Tout le monde attend le champion du monde en titre, Nathan Chen. En témoignent les applaudissement qui saluent son arrivée. Je ne suis pas convaincue par son choix musical, "Caravan" de Duke Elligton, mais peu importe. Tout commence très bien avec un triple Axel. Le quad flip/triple boucle piqué passe à la trappe, le premier saut étant à la fois en sous-rotation et en faute de carre, assorti d'une chute. Une rangée de -5 plus tard, il place un quadruple boucle piqué/triple boucle piqué correct, sans briller. Son meilleur élément sera la pirouette sautée assise. Difficile d'être à la fois Mister Quad (ce qui ne sert plus à rien de toute façon) et étudiant à plein temps à Yale, surtout quand votre coach est à l'autre bout du pays. Nathan est venu patiner à Grenoble pendant ses vacances de Thanksgiving.  Il est là avec ses cours d'espagnol à réviser,  il a des examens dans deux semaines. Finir 3ème du programme court est finalement un exploit dans de telles conditions (86.94) !!

 

La surprise vient de Jason Brown. Oh on le connaît déjà artiste, danseur, on a déjà pu admirer son talent et son extraordinaire touché de glace. Où et comment découvrir les vertus d'un programme sans quad, ultra-propre. Pas une poussière, pas un cheveu qui dépasse. Triple flip, aux petits oignons si j'ose dire... Six fois +5, deux fois + 4, un anecdotique + 3. Triple Axel impeccable. Triple Lutz/triple boucle piqué bonifié. D'autres +5 sur la séquence de pas et les pirouettes. "Love is a Bitch" par Two Feet est clairement une musique sur laquelle il sait s'exprimer. Il est tout aussi clair qu'il se fait plaisir. Personne ne l'attendait en tête mais c'est fait, il y est, avec 96.41, soit près de 6 points de plus que Samarin. Je suis partagée entre l'admiration pour son patinage incroyablement fluide, pour son élégance innée, et le regret de ne voir dans ce programme aucune prise de risque. Ah oui, c'est vrai, elle n'est plus récompensée.

 

Des risques, Boyang Jin en prend. Ca ne va pas lui porter chance. Son quadruple Lutz finit dans la barrière, amputé du triple boucle piqué qui devait suivre. Quadruple boucle piqué combiné à un double, ce n'est pas ce qu'on attendait non plus.
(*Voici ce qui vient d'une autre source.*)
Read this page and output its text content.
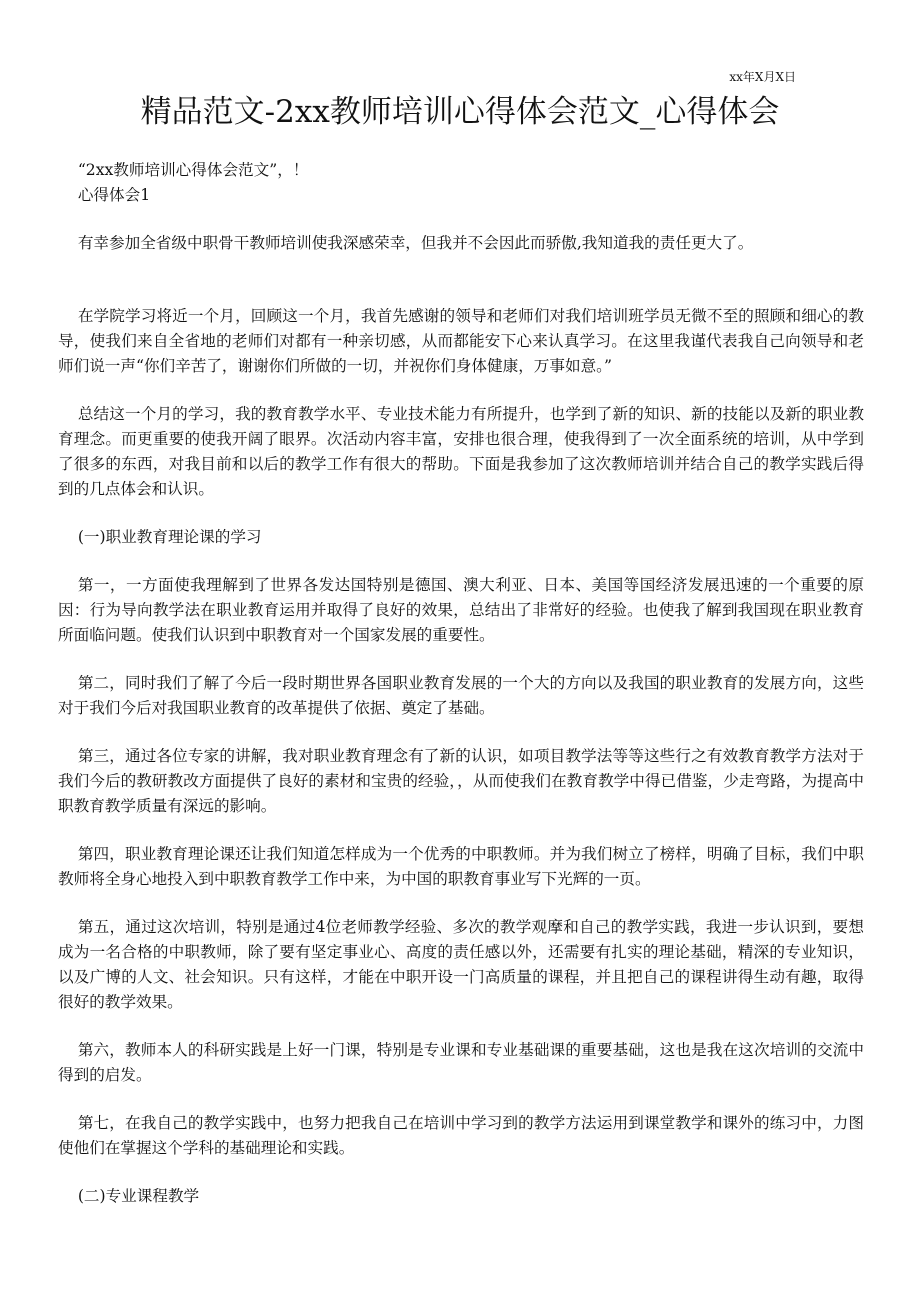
xx年X月X日
精品范文-2xx教师培训心得体会范文_心得体会

“2xx教师培训心得体会范文”，！

心得体会1

有幸参加全省级中职骨干教师培训使我深感荣幸，但我并不会因此而骄傲,我知道我的责任更大了。

在学院学习将近一个月，回顾这一个月，我首先感谢的领导和老师们对我们培训班学员无微不至的照顾和细心的教导，使我们来自全省地的老师们对都有一种亲切感，从而都能安下心来认真学习。在这里我谨代表我自己向领导和老师们说一声“你们辛苦了，谢谢你们所做的一切，并祝你们身体健康，万事如意。”

总结这一个月的学习，我的教育教学水平、专业技术能力有所提升，也学到了新的知识、新的技能以及新的职业教育理念。而更重要的使我开阔了眼界。次活动内容丰富，安排也很合理，使我得到了一次全面系统的培训，从中学到了很多的东西，对我目前和以后的教学工作有很大的帮助。下面是我参加了这次教师培训并结合自己的教学实践后得到的几点体会和认识。

(一)职业教育理论课的学习

第一，一方面使我理解到了世界各发达国特别是德国、澳大利亚、日本、美国等国经济发展迅速的一个重要的原因：行为导向教学法在职业教育运用并取得了良好的效果，总结出了非常好的经验。也使我了解到我国现在职业教育所面临问题。使我们认识到中职教育对一个国家发展的重要性。

第二，同时我们了解了今后一段时期世界各国职业教育发展的一个大的方向以及我国的职业教育的发展方向，这些对于我们今后对我国职业教育的改革提供了依据、奠定了基础。

第三，通过各位专家的讲解，我对职业教育理念有了新的认识，如项目教学法等等这些行之有效教育教学方法对于我们今后的教研教改方面提供了良好的素材和宝贵的经验，，从而使我们在教育教学中得已借鉴，少走弯路，为提高中职教育教学质量有深远的影响。

第四，职业教育理论课还让我们知道怎样成为一个优秀的中职教师。并为我们树立了榜样，明确了目标，我们中职教师将全身心地投入到中职教育教学工作中来，为中国的职教育事业写下光辉的一页。

第五，通过这次培训，特别是通过4位老师教学经验、多次的教学观摩和自己的教学实践，我进一步认识到，要想成为一名合格的中职教师，除了要有坚定事业心、高度的责任感以外，还需要有扎实的理论基础，精深的专业知识，以及广博的人文、社会知识。只有这样，才能在中职开设一门高质量的课程，并且把自己的课程讲得生动有趣，取得很好的教学效果。

第六，教师本人的科研实践是上好一门课，特别是专业课和专业基础课的重要基础，这也是我在这次培训的交流中得到的启发。

第七，在我自己的教学实践中，也努力把我自己在培训中学习到的教学方法运用到课堂教学和课外的练习中，力图使他们在掌握这个学科的基础理论和实践。

(二)专业课程教学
Le programme n'est même pas sauvé par un triple Axel réussi. Pourtant, l'homme aux lames dorées ne manque ni d'audace, ni de potentiel, ni même de sens artistique. Sur le célèbre "While My Guitar Gently Weeps" des Beatles, composé par George Harrison, il aurait pourtant matière à exploiter tout ce qui fait la qualité de son patinage. Aujourd'hui il ne sera que 7ème avec 79.41, gâchant ainsi ses chances d'accéder au podium.